又一輛公交車開來,帶起一陣飛揚塵土。
林一硯覺得很神奇,不知道為什么,他就是擁有可以在攢動人群中一眼認出時澄月的本領。
而她從來不記得,不記得拍畢業照時站在她身后的他,不記得吃飯時坐在斜對角的他,不記得打水時總能碰見的他,不記得那個每每和她擦肩而過的隔壁班男生。
身邊的朋友,向他表達喜歡的女孩,總會說他長得好看,好看到令人駐足的地步。
他覺得有點好笑。如果真是這樣,他為什么從來都沒有察覺到時澄月停留在自己臉上的目光呢。

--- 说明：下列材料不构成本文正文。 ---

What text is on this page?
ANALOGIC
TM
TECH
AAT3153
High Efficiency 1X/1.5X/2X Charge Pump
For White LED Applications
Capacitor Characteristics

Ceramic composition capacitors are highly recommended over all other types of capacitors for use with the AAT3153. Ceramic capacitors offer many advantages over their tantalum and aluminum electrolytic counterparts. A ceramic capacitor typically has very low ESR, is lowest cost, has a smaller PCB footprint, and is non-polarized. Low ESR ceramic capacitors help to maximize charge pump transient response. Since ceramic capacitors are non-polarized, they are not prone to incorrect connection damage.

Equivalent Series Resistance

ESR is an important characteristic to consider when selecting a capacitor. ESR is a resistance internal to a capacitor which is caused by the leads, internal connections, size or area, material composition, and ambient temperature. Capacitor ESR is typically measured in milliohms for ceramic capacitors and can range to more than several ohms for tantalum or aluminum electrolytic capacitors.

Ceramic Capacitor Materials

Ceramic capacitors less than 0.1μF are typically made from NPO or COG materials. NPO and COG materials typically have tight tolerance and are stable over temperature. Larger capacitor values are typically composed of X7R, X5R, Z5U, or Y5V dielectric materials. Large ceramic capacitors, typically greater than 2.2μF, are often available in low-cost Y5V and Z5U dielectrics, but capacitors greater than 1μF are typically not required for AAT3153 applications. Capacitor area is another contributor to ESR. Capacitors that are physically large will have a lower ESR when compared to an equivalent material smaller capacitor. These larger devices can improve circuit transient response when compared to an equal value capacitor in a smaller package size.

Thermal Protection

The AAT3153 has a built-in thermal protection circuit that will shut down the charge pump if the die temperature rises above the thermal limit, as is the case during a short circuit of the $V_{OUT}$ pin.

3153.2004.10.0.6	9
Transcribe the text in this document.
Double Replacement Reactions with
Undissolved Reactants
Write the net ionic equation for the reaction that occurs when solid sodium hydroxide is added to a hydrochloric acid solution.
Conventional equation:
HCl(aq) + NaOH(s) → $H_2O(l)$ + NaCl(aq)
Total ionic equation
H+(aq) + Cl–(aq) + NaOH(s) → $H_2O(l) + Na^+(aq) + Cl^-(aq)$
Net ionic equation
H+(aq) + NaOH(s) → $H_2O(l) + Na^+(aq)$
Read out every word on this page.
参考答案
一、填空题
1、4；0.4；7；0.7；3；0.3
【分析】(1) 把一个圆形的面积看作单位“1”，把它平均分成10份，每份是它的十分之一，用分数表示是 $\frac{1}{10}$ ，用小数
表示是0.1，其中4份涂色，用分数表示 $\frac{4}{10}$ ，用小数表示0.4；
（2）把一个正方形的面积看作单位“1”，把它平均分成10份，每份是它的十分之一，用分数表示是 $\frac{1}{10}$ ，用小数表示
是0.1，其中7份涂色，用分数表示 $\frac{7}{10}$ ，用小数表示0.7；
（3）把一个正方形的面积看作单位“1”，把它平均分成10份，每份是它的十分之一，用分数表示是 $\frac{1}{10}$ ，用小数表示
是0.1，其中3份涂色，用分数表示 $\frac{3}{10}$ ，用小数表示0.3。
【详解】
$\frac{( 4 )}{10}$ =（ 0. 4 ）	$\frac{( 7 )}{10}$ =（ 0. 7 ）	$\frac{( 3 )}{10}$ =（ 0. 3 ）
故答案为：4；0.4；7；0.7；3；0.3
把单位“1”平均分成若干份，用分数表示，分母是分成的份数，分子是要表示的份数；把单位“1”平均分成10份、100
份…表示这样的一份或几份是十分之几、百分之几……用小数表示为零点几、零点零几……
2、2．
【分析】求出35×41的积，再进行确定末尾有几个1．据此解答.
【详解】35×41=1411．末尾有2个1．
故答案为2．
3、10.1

暗戀本就是竹籃打水一場空與滿載而歸的博弈,只不過淪為前者的幾率更大些。
它妙就妙在這暗字。
時澄月于他而言,是他一個人的夜里,讓堅硬的心化為柔軟的水的存在。是他好好長大又略顯碌碌的苦勞讀書時光里,名為生動又鮮艷的存在。他不覺得默默無言與她擦肩而過時苦澀,也不覺得看她和旁人欣悅交談時心酸。因為他走出的第一步就注定他沒有勇氣將喜歡說出口。
有的時候會想,不如就讓暗戀徹底成為暗戀好了。
人終會因年少不得之物而困其一生。
但他是荒唐的異類,愿意遭受這似蜜似毒的困。
可是這個念頭不過幾天又消失了。
她頻繁出現在他夢里,讓他難受,讓他心揪,讓他眼里酸脹。每一場夢境的相似點不過是夢醒時分,額間脖頸后背無一不滲出熱汗,然后慢慢冷卻。
汗會慢慢冷卻,心卻因為那一個名字而跳動地更加炙熱。
少年春夢,倏然醒來。
她什么也沒做,可她成為了他的繭緊緊縛住他,成為了他胸口的朱砂痣讓他心里再難忘記她。
她教會他心生,教會他濃烈的占有欲。
那朵如被不期而至的風雪浸透欺凌的花,成功拉他入年少心動的泥濘。
高中再遇之后的女孩,臉還是那柔軟的臉,卻已經褪去了孩子般的青澀懵懂,出落如清水澆灌后正欲待放的綺麗花朵。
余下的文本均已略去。